This article first appeared in Fast Company.
The biggest mistake brands make with loyalty programs is to model them on human loyalty. Human loyalty is an admirable, deeply emotional bond that unites us. It’s irrational, inexplicable and often counters our survival instinct. The marketing world, ever the imitator, often looks to these emotional bonds as its guide to creating loyalty.
This is a mistake. It’s time not to make loyalty more “human,” in the traditional way, but to treat it as a question of economics and behavior.
It’s an old obsession of marketing to make us care about products as much as we care about each other. Brand building is, in the words of Saatchi & Saatchi CEO Kevin Roberts, to “inspire loyalty beyond reason.” It’s all about turning brands into human bonds. But at the same time, most loyalty programs don’t take into account some (non-emotional) very human preferences and behaviors. Consider the typical loyalty program from an airline like Delta. The point-building process is painfully slow and there’s a single-year window for customers to keep their Medallion status. After that, the process starts over. Customers begin with an impossibly high minimum point requirement, making gratification too delayed. Those who don’t give up on the spot await laborious redemption (they can use their miles for certain destinations but not for others), often irrelevant partner benefits, and disinterested customer service.
Marketing is not where loyalty programs belong. Their place is within a company’s revenue structure and within users’ decision-making process. With loyalty programs, companies are dealing with customers’ clear expectations of tangible economic benefits. To their interactions with a company, customers bring a specific assessment of some form of economic gain with behavioral dynamics to match. The new model for building loyalty capitalizes on these dynamics. It is based on decision-making, business design, and experience design for tangible outcomes.

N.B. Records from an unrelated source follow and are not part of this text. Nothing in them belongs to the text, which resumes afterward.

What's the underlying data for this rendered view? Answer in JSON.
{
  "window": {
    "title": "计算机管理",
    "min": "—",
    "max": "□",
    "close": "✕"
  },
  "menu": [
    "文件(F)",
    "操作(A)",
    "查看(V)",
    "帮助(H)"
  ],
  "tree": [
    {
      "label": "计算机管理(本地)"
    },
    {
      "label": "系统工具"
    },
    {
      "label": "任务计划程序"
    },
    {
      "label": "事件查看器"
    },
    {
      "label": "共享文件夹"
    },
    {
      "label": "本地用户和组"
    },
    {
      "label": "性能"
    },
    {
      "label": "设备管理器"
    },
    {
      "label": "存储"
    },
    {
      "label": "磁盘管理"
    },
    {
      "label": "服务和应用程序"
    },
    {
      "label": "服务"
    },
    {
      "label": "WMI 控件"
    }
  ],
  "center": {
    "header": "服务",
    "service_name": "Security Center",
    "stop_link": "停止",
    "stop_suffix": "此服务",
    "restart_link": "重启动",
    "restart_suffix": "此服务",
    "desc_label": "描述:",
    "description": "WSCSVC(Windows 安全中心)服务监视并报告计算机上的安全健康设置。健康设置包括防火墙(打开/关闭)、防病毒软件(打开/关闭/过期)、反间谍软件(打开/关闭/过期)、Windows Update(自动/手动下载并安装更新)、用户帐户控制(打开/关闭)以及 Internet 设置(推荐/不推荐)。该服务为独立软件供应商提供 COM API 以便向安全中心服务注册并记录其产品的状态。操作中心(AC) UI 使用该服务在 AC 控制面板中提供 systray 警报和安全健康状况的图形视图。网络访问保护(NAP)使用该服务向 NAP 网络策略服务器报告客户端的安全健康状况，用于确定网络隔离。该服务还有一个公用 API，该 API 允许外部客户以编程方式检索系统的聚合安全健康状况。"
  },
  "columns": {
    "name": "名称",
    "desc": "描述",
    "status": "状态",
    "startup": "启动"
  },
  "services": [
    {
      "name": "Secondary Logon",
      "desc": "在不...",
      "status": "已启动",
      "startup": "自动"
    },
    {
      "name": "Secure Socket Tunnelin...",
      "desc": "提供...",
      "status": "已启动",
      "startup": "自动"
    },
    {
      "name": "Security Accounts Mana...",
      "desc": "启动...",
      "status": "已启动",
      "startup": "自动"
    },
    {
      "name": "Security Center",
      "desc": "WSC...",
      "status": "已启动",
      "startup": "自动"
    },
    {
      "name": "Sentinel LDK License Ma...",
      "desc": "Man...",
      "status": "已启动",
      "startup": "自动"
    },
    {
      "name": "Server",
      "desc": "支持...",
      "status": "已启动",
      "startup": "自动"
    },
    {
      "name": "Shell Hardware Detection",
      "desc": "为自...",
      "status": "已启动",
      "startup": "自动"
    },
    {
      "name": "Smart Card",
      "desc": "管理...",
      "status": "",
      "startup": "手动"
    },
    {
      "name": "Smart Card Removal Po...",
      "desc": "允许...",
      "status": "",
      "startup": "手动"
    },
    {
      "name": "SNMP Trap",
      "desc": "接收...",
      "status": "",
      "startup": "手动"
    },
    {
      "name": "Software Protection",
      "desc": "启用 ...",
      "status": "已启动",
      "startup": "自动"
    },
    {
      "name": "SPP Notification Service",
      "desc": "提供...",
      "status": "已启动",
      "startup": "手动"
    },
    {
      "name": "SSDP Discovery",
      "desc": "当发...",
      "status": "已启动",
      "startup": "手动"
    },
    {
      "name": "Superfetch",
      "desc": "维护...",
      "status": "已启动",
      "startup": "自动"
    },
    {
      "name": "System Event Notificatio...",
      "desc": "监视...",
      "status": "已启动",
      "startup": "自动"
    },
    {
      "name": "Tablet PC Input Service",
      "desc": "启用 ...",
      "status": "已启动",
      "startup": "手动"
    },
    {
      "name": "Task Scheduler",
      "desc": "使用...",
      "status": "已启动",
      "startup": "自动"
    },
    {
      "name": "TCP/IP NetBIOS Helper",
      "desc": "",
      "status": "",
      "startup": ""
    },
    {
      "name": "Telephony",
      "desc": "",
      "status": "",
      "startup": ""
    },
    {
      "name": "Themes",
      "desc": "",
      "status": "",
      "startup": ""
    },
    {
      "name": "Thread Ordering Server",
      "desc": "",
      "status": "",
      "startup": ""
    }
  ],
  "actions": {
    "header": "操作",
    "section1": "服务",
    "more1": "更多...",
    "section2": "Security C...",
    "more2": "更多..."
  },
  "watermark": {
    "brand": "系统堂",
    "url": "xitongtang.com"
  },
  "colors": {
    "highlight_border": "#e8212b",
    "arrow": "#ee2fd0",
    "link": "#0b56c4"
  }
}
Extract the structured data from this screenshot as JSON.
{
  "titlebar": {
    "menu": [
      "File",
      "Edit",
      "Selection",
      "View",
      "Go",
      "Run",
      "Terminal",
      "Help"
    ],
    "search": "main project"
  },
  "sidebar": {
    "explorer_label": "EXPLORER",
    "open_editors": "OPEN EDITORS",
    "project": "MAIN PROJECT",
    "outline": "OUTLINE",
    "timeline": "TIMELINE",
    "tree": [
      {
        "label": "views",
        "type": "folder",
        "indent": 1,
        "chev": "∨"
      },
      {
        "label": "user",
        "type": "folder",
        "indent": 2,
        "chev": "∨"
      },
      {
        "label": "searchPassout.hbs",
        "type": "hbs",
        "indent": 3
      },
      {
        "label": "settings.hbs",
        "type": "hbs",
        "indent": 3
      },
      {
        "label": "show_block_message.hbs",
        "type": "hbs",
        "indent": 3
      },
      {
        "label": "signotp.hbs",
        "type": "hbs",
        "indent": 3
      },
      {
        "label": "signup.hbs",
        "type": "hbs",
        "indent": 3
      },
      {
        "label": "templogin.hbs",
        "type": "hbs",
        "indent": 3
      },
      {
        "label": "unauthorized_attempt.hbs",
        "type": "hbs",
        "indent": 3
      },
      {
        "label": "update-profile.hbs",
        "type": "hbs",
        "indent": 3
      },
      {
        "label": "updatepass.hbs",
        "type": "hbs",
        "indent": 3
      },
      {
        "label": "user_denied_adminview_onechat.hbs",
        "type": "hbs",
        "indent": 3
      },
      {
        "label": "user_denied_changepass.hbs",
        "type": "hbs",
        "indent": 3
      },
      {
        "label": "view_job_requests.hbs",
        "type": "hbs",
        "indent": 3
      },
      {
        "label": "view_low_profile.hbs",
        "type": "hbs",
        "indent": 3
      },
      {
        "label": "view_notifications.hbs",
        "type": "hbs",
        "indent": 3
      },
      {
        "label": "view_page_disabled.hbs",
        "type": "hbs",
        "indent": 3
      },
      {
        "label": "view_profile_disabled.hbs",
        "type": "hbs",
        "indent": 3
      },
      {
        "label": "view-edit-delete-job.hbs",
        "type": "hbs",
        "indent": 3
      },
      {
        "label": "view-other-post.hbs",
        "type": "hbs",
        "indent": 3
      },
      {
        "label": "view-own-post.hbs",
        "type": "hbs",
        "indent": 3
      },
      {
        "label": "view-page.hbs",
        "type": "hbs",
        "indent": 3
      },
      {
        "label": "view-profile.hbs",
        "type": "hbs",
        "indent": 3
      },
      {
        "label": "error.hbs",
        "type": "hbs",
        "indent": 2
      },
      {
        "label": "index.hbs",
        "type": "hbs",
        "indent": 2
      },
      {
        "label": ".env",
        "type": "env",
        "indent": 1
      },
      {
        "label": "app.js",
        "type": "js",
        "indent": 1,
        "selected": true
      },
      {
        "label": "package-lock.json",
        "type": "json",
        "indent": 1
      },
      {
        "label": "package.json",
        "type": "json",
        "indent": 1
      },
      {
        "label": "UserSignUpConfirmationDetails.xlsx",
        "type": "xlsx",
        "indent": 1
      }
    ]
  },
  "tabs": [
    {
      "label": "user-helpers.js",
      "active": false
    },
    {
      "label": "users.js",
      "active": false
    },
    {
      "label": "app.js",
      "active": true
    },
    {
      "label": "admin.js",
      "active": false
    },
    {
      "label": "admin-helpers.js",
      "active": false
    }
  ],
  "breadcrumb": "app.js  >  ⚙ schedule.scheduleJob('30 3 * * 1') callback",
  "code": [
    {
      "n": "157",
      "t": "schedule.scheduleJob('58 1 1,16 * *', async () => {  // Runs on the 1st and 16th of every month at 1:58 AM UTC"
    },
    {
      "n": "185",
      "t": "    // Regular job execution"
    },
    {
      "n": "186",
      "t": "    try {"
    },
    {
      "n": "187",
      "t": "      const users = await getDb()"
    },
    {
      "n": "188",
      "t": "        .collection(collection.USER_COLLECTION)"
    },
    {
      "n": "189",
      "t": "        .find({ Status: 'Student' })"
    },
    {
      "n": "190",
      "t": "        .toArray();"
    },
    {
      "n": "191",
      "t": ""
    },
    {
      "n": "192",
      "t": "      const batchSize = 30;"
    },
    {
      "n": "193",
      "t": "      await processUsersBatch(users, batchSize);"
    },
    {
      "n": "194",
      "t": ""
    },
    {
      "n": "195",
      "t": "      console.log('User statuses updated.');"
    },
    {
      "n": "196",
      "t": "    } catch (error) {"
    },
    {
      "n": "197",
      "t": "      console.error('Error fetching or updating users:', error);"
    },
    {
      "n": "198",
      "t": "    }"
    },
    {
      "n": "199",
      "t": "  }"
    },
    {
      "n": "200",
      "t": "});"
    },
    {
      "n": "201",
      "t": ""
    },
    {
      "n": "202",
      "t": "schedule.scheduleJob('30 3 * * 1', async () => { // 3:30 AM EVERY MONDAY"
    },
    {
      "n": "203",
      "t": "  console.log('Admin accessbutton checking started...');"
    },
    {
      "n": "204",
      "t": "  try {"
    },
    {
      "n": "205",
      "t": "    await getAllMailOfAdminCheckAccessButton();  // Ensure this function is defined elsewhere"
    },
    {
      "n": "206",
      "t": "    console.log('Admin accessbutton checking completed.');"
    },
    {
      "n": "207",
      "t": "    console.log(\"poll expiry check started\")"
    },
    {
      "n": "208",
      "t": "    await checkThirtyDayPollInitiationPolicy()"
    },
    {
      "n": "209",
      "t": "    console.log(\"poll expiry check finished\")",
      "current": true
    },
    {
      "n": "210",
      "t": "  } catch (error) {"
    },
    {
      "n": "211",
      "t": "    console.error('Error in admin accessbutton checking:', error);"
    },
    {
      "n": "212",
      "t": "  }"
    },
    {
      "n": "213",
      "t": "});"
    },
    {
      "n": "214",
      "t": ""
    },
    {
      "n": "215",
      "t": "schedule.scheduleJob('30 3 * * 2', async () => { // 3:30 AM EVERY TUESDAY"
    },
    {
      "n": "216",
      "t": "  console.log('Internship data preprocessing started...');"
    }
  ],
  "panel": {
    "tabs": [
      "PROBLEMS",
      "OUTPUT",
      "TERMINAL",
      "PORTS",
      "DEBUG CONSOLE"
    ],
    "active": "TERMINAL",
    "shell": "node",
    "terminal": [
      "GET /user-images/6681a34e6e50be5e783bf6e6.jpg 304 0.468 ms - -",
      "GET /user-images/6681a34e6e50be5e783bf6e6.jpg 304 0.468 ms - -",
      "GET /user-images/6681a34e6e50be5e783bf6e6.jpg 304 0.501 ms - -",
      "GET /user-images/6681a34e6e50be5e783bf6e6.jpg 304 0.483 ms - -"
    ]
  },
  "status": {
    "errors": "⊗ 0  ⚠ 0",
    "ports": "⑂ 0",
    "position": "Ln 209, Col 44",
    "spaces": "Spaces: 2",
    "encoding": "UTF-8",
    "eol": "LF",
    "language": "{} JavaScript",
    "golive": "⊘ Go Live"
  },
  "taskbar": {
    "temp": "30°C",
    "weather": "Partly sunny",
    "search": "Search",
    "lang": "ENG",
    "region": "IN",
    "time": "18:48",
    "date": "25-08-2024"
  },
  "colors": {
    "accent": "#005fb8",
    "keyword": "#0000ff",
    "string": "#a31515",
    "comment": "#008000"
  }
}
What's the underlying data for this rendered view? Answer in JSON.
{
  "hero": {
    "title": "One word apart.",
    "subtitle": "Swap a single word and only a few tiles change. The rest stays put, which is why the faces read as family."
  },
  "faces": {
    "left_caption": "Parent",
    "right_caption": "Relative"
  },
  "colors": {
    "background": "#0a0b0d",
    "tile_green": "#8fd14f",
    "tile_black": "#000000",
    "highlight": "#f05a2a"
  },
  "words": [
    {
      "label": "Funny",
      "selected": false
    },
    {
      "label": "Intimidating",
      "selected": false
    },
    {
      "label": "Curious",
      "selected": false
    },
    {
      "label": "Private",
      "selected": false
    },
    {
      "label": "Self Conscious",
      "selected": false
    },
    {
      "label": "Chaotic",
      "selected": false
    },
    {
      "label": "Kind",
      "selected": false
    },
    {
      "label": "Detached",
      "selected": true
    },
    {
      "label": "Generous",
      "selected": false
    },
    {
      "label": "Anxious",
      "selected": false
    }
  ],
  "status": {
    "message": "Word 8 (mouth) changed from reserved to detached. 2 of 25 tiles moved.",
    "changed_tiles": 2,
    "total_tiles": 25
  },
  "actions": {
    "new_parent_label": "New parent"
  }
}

One thing to know about human decision-making is that we want to be happy. Andwe prefer many small repeated gains over anything else. We’d rather find two $50 bills in two different places than a single $100 dollar in one. Since money usually doesn’t just lay around, we use mental accounting to multiply this small-gains effect in everyday situations. Mental accounting is responsible for our perceptions of value, utility, costs and benefits of something. It decides whether we are going to redeem that Groupon deal, or if JetBlue’s offer is really a good one. It shapes all of our shopping, saving, and retirement decisions. It is a great starting point for any loyalty program. Knowing what mental accounts its customers are using and how they manage them helps a company maximize the impact of its offers.
The first thing to know is how a loyalty program will make money. To come up with a revenue hypothesis, it’s a good idea to venture off the beaten path and look at emergent value. Business models sprouting up in the digital economy are creating value around social interactions. Expertise, time, connections, or used goods are forms of emergent value that we can find at the “edges” of any service industry (Airbnb, ZocDoc, or Square are examples). Emergent value shapes customer expectations of economic benefits and influences their decision-making: If customers get transparency and flexibility from Kayak, they expect the same from their airline brand. Points systems are a default in most loyalty programs, but making them more flexible and extending them to things that go beyond the company’s core offerings are still largely uncharted territory. Loyalty programs have the opportunity to drive companies’ growth strategy as they venture into new markets. To test a revenue hypothesis for a new gain management model, it’s always a good idea to simultaneously design and release a few versions of a loyalty program to see which one has the greatest negative churn rate and has the biggest positive impact on the company’s pricing, cost structure, competitive strategy, and growth strategy. Loyalty programs succeed when they simultaneously contribute to the bottom like and have a high negative churn rate.
The key question is what experience we want to make better for our users. At its simplest, experience design is about the quality of users’ experience with a product or service: ease of use, beauty, convenience, utility, simplicity. Gain management can use experience design to create a positive acquisition utility that makes users want to return: “It’s the quality of the product they’ve built that keeps me coming back.” From this starting point, gain management can improve experience further to make company’s existing offerings more valuable to its customers. Improvements can revolve around adding a “software layer” over a company’s core business (as Target does), combining digital and analog offerings (Tesco Price Check), creating product systems (Lufthansa “Anywake”), creating an information or community resource (Pepsi Refresh Project), or coming up with complimentary offerings (AmexOpen Forum).
Decision-making, business design, and experience design are three pillars of building new loyalty models more suitable to today’s customer and market dynamics. Instead of one-size-fits all, these new models are designed for diversity and customization. They replace a rigid points system with one that’s flexible and adaptive to current customer requirements and competitive market offerings. They are so simple that they don’t require a learning curve. They are built upon already existing customer behaviors. They account for consumers’ preference for many small gains, and offer them frequent incremental rewards instead of big infrequent ones. They complement a company’s existing products and services with digital experience. They turn the entire company experience into customer benefit.
Loyalty programs are great proof that we find it hard to deal with human irrationality when it occurs outside the domain of emotions. Too often, we are eager to rush toward the emotional core for making things “more human,” as if our own behavior isn’t human enough. Not only is behavior very human, it is the key to forming long-lasting bonds.